Даже для неопытного глаза сразу заметно, что эти портреты имеют совершенно разное настроение. В портрете Рейнольдса художник выразил свое эмоциональное отношение к Сиддонс как замечательной трагической актрисе, а в портрете Гейнсборо - как к обаятельной любящей женщине. Те чувства, которые Рейнольдс и Гейнсборо, воплотили в этих портретах, не дают, однако, никакой рациональной информации о Сиддонс: они говорят только о том впечатлении, которое актриса производила соответственно на Рейнольдса и Гейнсборо. Носителем рациональной информации являются не эти впечатления (чувства), а те художественные образы, которые их выражают (Связь чувства с художественным образом будет подробно рассмотрена в 2 данной главы).
Подобно тому, как познавательное отношение к объекту может приводить к двум противоположным формам знания - истине или заблуждению -, оценочное отношение тоже имеет два противоположных результата: положительное или отрицательное чувство (например, любовь или ненависть) (Возможен и промежуточный результат: смешанное, или противоречивое чувство В.Б.). Но положительное чувство не стоит ни в какой связи с истиной, а отрицательное - с заблуждением. Более того, как истина, так и заблуждение могут возбуждать при определенных обстоятельствах как положительные, так и отрицательные чувства.

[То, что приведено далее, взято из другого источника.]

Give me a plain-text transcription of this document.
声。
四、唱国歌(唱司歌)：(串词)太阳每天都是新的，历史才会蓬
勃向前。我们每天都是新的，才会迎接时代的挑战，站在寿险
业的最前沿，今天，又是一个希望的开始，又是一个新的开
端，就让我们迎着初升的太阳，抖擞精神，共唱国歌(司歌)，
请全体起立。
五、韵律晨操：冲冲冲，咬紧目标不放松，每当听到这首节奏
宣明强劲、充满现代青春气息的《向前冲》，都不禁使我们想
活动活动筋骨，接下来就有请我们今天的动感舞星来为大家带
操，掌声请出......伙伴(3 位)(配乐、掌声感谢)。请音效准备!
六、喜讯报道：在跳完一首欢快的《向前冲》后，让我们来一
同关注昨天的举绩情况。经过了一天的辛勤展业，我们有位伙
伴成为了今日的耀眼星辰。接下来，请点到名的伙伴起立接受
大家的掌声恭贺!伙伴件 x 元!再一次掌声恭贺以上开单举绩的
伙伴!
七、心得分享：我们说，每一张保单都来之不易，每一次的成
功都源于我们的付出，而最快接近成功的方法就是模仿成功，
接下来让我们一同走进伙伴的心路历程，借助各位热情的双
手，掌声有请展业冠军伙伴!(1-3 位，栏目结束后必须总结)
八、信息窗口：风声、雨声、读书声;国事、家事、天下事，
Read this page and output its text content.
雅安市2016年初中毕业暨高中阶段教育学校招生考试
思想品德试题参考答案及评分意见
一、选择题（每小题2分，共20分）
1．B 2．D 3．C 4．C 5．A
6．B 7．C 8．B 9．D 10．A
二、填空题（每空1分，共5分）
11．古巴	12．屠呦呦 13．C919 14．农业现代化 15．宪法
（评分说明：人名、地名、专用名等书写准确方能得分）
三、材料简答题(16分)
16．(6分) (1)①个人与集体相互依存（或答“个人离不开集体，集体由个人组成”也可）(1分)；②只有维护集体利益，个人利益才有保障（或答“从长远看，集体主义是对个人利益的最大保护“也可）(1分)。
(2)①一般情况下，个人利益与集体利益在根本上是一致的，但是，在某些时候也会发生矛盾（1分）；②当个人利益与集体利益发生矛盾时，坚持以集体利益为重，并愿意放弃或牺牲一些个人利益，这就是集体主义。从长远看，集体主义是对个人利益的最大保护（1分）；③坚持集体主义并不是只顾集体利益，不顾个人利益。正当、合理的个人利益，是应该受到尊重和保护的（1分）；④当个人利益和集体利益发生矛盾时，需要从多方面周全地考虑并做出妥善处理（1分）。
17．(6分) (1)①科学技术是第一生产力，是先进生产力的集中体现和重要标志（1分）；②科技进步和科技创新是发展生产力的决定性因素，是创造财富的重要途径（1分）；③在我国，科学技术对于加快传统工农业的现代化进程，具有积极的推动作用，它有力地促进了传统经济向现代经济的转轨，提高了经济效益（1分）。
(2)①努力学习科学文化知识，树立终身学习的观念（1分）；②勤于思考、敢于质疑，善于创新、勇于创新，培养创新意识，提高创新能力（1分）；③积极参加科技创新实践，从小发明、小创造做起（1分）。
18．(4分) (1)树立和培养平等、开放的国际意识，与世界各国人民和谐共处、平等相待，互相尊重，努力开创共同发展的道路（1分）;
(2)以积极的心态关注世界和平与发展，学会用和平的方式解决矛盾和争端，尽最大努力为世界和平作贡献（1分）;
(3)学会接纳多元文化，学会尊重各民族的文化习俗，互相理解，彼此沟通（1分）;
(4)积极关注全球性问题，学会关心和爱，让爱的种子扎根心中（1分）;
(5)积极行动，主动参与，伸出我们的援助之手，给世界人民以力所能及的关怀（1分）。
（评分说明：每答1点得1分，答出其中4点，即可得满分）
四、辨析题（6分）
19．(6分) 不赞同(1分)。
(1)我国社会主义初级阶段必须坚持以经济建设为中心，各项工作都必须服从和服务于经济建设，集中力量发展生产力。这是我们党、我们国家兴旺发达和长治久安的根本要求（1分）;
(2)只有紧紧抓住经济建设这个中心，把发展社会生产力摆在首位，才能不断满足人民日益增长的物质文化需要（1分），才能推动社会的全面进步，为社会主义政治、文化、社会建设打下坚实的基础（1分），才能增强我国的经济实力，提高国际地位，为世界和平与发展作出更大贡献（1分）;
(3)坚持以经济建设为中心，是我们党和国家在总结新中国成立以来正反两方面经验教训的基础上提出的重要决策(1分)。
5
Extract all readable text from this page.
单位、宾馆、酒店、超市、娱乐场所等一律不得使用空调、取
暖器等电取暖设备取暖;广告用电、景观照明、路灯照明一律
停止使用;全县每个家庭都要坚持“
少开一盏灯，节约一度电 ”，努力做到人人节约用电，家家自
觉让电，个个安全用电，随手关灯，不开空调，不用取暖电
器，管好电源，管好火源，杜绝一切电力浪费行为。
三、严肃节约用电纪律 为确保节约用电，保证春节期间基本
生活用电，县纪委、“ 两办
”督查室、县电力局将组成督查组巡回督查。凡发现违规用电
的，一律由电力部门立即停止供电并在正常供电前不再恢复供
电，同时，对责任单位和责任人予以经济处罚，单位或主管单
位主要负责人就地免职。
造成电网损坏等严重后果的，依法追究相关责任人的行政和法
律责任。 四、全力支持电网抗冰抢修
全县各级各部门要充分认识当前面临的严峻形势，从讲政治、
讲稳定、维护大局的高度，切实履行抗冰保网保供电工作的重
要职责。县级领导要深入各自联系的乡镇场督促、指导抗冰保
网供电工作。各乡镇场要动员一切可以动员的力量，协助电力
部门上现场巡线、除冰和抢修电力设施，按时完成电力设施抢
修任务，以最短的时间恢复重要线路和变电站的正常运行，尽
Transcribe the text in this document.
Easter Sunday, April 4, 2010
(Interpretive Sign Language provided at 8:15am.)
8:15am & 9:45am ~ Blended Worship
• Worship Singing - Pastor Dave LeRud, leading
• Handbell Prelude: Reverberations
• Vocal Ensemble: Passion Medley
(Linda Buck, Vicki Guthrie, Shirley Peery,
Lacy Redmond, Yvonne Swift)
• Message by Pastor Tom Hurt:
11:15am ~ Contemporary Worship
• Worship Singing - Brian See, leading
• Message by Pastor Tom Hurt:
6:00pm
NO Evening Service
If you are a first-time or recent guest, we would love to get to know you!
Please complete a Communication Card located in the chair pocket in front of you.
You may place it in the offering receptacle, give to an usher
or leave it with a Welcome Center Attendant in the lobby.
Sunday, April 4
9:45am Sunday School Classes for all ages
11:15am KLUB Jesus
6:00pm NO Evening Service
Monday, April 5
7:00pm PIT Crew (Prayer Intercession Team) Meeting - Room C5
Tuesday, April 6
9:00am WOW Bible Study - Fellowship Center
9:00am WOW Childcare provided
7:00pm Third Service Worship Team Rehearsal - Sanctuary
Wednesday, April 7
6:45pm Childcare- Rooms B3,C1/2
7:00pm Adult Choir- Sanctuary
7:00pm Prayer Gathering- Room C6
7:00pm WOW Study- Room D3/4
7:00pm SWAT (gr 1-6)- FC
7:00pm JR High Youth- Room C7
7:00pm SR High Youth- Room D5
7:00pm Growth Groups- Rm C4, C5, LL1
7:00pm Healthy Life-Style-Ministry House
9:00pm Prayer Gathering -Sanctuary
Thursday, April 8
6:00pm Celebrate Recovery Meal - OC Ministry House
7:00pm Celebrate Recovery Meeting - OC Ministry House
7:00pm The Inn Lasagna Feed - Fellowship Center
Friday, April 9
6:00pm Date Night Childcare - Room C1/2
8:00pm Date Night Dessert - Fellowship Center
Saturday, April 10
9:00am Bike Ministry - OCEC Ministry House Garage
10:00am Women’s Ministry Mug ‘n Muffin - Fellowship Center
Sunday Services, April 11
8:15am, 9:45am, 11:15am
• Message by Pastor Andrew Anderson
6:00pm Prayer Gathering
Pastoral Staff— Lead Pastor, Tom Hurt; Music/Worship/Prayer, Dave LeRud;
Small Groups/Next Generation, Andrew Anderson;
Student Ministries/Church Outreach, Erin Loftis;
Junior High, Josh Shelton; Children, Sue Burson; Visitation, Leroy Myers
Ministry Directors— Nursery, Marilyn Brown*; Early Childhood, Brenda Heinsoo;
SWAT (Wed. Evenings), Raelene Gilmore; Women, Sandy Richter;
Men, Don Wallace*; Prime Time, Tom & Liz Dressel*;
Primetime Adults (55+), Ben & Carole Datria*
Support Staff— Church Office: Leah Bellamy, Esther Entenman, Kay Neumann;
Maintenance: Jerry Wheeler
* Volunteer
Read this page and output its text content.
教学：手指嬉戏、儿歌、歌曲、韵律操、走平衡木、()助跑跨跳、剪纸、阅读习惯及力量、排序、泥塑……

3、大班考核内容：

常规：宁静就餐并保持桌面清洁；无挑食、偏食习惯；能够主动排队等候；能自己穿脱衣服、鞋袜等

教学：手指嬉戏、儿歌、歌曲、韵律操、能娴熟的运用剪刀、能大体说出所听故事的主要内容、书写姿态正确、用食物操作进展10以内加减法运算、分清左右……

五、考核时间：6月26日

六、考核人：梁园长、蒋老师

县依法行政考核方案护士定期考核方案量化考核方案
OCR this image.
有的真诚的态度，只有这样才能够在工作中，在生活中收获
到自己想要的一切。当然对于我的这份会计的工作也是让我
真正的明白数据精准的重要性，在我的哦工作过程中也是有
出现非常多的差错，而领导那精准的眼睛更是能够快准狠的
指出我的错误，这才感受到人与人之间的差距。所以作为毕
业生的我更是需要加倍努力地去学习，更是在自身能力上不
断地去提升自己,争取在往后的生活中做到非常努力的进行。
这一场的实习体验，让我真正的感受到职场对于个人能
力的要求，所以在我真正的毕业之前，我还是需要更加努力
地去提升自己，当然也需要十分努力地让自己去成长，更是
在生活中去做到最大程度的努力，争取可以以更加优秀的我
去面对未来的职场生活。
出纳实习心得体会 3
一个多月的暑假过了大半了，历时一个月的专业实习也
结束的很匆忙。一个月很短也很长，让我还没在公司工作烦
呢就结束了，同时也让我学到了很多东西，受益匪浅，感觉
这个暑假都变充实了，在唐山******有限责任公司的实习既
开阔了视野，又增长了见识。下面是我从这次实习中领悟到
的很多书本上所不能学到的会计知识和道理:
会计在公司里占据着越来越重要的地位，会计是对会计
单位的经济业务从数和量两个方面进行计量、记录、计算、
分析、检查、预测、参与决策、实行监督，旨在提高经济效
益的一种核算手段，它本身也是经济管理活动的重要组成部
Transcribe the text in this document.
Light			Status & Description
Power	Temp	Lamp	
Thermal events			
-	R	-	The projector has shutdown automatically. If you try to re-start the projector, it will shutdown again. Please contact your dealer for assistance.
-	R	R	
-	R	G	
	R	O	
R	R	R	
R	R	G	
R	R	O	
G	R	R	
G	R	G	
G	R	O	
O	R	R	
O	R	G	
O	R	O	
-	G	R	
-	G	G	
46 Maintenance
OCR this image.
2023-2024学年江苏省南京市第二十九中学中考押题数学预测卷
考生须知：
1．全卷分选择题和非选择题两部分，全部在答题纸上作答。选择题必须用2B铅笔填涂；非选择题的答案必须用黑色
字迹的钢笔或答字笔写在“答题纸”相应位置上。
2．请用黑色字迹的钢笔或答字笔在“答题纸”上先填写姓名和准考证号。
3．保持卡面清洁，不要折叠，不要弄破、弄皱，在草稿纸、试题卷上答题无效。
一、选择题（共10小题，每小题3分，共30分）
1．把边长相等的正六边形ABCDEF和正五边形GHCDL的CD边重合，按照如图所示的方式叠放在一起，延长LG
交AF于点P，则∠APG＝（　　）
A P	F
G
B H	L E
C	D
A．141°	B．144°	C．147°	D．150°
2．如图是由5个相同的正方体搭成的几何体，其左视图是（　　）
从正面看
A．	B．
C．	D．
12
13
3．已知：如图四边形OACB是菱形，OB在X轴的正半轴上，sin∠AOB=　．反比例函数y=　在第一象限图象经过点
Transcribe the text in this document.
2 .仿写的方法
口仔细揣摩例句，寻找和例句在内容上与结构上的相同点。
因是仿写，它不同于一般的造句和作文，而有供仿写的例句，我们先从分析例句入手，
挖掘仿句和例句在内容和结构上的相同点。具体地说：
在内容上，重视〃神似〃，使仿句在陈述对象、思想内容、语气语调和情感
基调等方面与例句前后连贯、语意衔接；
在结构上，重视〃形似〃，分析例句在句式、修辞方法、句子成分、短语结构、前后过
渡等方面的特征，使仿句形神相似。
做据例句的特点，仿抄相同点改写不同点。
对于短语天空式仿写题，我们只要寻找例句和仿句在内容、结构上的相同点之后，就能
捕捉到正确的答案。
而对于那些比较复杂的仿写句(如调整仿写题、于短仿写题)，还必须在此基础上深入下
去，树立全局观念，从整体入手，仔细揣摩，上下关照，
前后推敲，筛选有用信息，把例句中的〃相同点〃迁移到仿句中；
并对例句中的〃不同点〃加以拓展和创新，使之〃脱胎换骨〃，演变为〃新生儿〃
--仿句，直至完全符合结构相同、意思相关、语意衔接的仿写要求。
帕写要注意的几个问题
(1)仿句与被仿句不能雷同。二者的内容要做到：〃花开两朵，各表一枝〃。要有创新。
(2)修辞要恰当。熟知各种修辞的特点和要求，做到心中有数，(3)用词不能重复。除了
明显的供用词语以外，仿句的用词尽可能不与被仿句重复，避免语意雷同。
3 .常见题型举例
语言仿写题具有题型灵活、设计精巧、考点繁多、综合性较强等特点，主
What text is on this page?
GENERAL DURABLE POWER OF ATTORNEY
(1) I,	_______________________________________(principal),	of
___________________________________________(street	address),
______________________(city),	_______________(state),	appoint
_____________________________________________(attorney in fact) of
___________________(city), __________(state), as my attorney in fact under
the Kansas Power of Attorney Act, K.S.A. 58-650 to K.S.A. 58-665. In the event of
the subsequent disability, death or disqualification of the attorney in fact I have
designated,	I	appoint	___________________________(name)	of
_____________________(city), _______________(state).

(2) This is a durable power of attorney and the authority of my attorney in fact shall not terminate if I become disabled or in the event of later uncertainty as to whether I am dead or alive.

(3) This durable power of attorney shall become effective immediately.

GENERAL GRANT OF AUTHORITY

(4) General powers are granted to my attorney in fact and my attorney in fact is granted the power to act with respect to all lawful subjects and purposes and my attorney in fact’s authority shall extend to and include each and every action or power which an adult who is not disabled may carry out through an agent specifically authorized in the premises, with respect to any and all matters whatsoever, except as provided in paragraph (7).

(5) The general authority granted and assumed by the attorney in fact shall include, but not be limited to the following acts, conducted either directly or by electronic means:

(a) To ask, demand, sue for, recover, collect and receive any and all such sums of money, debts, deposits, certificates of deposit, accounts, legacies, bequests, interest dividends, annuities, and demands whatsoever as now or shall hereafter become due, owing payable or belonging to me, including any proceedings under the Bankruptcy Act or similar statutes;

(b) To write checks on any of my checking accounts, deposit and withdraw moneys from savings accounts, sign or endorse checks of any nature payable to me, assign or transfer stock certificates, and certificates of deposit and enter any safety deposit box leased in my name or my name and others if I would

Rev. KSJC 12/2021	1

Один из самых интересных экспериментов в этом отношении был выполнен немецким художником Л.Рихтером. Он вместе с тремя другими художниками договорился о написании одного и того же пейзажа в Тиволи (около Рима). Все четверо работали над этим пейзажем одновременно, при одних и тех же погодных и световых условиях и с помощью одинаковой живописной техники.В итоге, однако, получились четыре совершенно одинаковые по сюжету и совершенно разные по настроению картины. По-видимому, именно по этой причине богатый меценат Бриас, друг Курбе, который является одним из персонажей в известной картине Курбе "Здравствуйте, господин Курбе", был одержим идеей заказать свой портрет сразу 40 художникам, принадлежащих к разным направлениям, чтобы испытать достаточно широкий диапазон эмоциональных реакций на свою личность (получить, так сказать, эмоционально "многогранный" портрет). Особенно наглядно отличие оценочного отношения от познавательного проявляется в тех случаях, когда эмоциональное отношение к одному и тому же объекту, рассматриваемому в разных условиях, воплощается многократно одним и тем же художником.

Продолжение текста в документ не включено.